Aufklärung darüber, mit wie vielen Leistenpathologien tatsächlich in der täglichen Praxis zu rechnen ist, gibt eine Arbeit der Arbeitsgruppe von Larson [15], die dieser Fragestellung auf sehr überzeugende Weise nachging. Im Ergebnis dieser Untersuchungen muss man bei einem Drittel der Sportler, die über Leistenschmerzen klagen, von einer direkten oder einer den Schmerz unterhaltenden Leistenpathologie ausgehen.

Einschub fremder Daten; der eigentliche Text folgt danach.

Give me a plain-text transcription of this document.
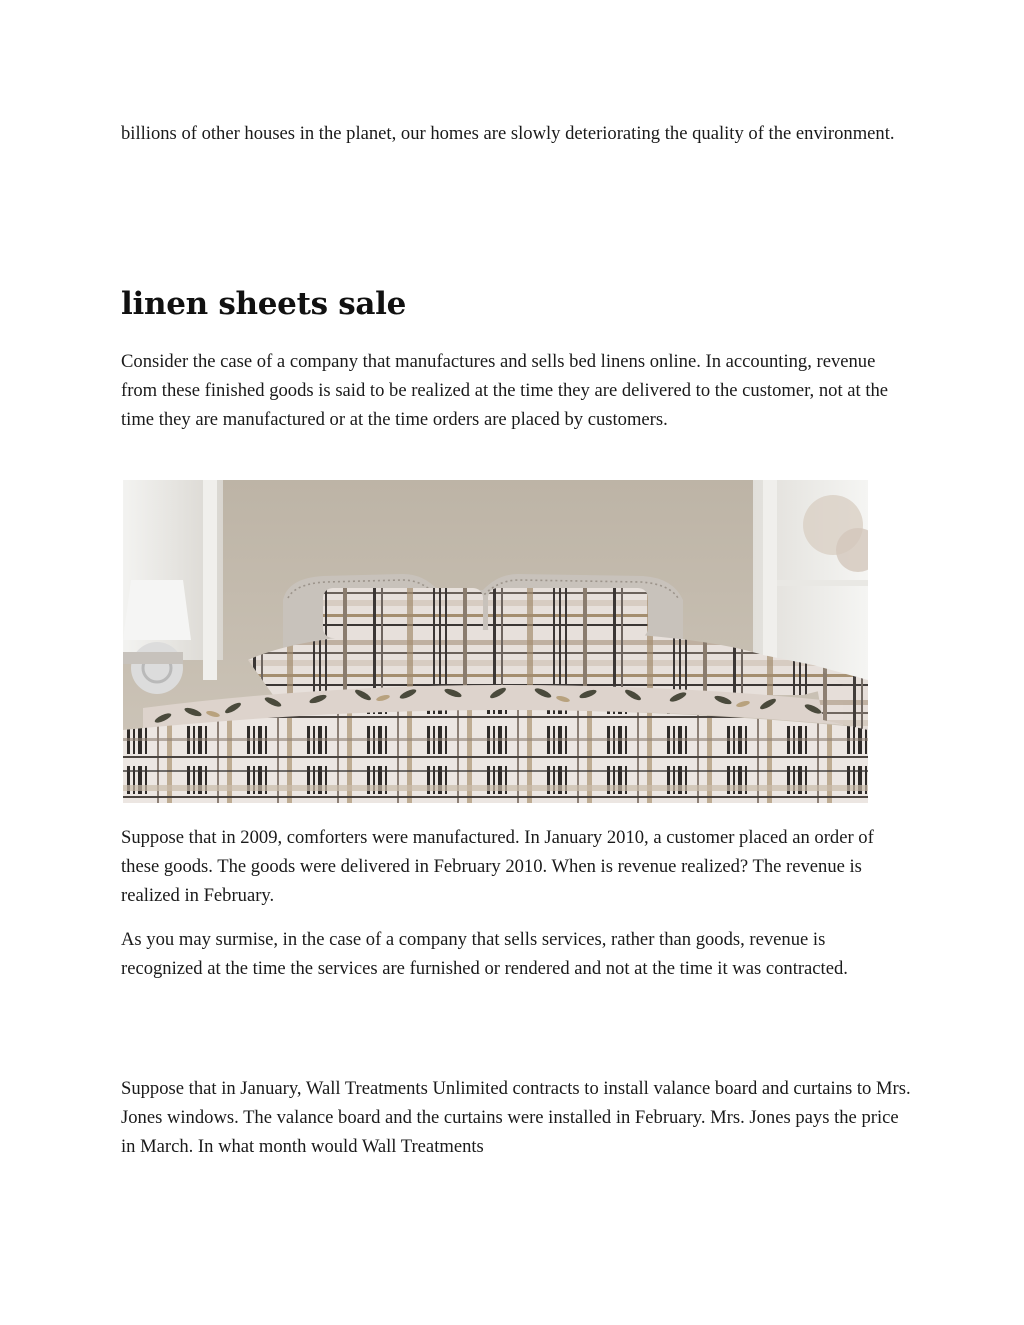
billions of other houses in the planet, our homes are slowly deteriorating the quality of the environment.

linen sheets sale

Consider the case of a company that manufactures and sells bed linens online. In accounting, revenue from these finished goods is said to be realized at the time they are delivered to the customer, not at the time they are manufactured or at the time orders are placed by customers.

Suppose that in 2009, comforters were manufactured. In January 2010, a customer placed an order of these goods. The goods were delivered in February 2010. When is revenue realized? The revenue is realized in February.

As you may surmise, in the case of a company that sells services, rather than goods, revenue is recognized at the time the services are furnished or rendered and not at the time it was contracted.

Suppose that in January, Wall Treatments Unlimited contracts to install valance board and curtains to Mrs. Jones windows. The valance board and the curtains were installed in February. Mrs. Jones pays the price in March. In what month would Wall Treatments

Der Übersicht halber sollten Erkrankungen, die direkt die Leistenregion betreffen, von extrainguinalen Erkrankungen getrennt werden.

Zu den inguinalen Ursachen des Leistenschmerzes zählen

  • 1. die Leistenhernie,
  • 2. die sog. Sportlerleiste und
  • 3. die Nervenkompressionssyndrome der Leiste.

Zu den extrainguinalen Ursachen gehören

  • 1. die leistennahen Muskelverletzungen,
  • 2. die Insertionstendinosen der Muskulatur,
  • 3. Hüfterkrankungen und
  • 4. die Veränderungen der Lendenwirbelsäule.

Inguinale Ursachen des chronischen Leistenschmerzes

Die Leistenhernie und
die Sportlerleiste

Der Leistenbruch gehört zu den Erkrankungen der Leistenregion, die sich durch eine häufig sichtbare, aber auch palpable Schwellung am äußeren Leistenring diagnostizieren lassen. Definiert ist der Leistenbruch als strukturelle Störung am inneren Leistenring (laterale Leistenhernie) bzw. als Defekt mit oder ohne sackartige Ausdünnung der die Hinterwand des Leistenkanals bildenden Faszia transversalis (mediale Leistenhernie).